Monday, May 20, 2013

Album Review (archives) Plastic Toys

Another review hauled from my archives. This is from 2008
Plastic Toys
'For Tonight Only'
(Hill Valley Records)

Emerging from the ashes of Karmic Jera come Plastic Toys. A scuzzbag manifestation that has ferociously violated a plethora of genres so proficiently the bastard offspring is emphatically sexy.

Any record that opens with the line ‘last night I fucked your girlfriend’ had better have the innovational competence to endorse such unambiguous proclamations. This has been achieved rather substantially right here on this debut album by Southampton four-piece Plastic Toys. Think of nearly every hard rock, sleazy, disco havoc, punk philistine reverberation you’ve ever known entangled in a labyrinth of sound and you’re halfway to appreciating how brilliant this is!
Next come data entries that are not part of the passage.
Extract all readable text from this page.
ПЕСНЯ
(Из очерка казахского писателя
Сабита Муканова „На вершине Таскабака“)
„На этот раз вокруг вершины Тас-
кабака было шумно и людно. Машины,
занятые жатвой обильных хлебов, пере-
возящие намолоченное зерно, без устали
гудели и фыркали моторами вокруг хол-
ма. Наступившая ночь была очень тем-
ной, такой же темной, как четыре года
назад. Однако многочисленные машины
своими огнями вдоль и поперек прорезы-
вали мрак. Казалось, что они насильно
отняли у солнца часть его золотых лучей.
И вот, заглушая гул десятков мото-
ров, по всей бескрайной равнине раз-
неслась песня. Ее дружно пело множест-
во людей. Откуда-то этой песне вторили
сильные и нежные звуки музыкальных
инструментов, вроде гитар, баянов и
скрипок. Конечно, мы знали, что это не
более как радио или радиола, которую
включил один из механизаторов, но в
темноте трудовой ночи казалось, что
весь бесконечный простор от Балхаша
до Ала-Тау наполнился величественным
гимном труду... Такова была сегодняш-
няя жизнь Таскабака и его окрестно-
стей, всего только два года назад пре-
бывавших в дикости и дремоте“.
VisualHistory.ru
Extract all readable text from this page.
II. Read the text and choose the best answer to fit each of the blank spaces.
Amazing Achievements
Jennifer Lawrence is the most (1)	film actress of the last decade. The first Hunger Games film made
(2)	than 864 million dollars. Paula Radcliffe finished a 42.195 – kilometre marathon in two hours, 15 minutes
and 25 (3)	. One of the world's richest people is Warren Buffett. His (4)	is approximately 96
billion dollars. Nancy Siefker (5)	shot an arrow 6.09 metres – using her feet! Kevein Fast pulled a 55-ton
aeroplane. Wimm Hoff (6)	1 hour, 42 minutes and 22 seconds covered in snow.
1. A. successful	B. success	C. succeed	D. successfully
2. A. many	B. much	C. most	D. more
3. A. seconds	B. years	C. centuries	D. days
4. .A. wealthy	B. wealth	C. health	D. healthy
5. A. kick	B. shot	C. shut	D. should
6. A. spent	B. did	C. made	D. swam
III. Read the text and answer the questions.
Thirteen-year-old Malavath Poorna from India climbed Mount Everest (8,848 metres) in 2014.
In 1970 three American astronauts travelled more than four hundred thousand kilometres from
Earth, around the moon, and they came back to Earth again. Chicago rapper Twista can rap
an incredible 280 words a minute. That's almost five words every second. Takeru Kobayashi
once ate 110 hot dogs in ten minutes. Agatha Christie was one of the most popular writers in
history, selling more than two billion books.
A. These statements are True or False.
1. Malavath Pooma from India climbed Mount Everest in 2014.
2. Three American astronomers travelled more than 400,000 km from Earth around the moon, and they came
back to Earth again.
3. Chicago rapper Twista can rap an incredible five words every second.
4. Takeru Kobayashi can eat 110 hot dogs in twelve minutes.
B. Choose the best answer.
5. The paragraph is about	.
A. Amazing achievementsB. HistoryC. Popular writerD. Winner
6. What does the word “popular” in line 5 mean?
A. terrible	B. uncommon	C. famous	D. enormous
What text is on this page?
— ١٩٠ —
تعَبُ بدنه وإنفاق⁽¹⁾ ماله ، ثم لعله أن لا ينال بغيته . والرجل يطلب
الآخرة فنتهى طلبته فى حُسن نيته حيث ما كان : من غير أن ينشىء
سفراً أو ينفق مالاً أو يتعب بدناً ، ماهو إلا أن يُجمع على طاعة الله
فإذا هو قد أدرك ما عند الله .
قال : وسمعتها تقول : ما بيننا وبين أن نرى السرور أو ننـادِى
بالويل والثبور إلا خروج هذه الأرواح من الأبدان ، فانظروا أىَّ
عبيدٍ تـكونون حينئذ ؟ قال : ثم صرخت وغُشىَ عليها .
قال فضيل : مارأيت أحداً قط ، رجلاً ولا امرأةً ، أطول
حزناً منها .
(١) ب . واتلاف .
The opening line, as mentioned, comes from ‘Devil’ an energetic blast of frenzied rock and roll with its boots firmly laced up and aiming kicks at your head. Rather originally, it’s preceded by ‘Curtain Up’ a composition around one minute long and consisting, in the main, of some endearing piano coincidental with something you’d often find compassing the silent black and white movies of the 50’s. On ‘Let Me Feel The Love’, a fusion of Marilyn Manson discord hand in hand with discothèque smudges, resides a true air punching anthem of a chorus. The synth driven scampering of ‘Still Alive’ and glammed up promenade that is ‘Dirty’ further inflates the versatility in residence on this record. There’s a solid piano beat chaperoned by punchy drumming on ‘The Tragedy’ before a return to some filthy rock and roll on ‘Tonight Only’.

A slice of backward electronica is the protoplasm that floods the life into ‘Freak Among The Freaks’ just as the frenetic stomp of modernistic punk and roll is the animation for the very brilliant ‘Spaceman’. The desperate reiteration of the author on tragic love anthem ‘I Miss You’ with its  grandiose structuring enhancing lyrics like ‘you leave me in silence and I’m scared it’ll never stop’ will twitch even the steeliest of eyes.  Bombastic metal/synth anthemic flavouring on ‘The World Goes Bang’ has a garnishing effect on the penultimate ‘God Damn You All’ then it’s full fat synth and guitars for dessert courtesy of ‘Goodbye’.

We’re only 2 months into 2008 and there shall be many exceptional records still to come but this one has shown enough spirit and energy to be hanging from the tip of the keyboards when the end of year polls reveal who’s cut the mustard!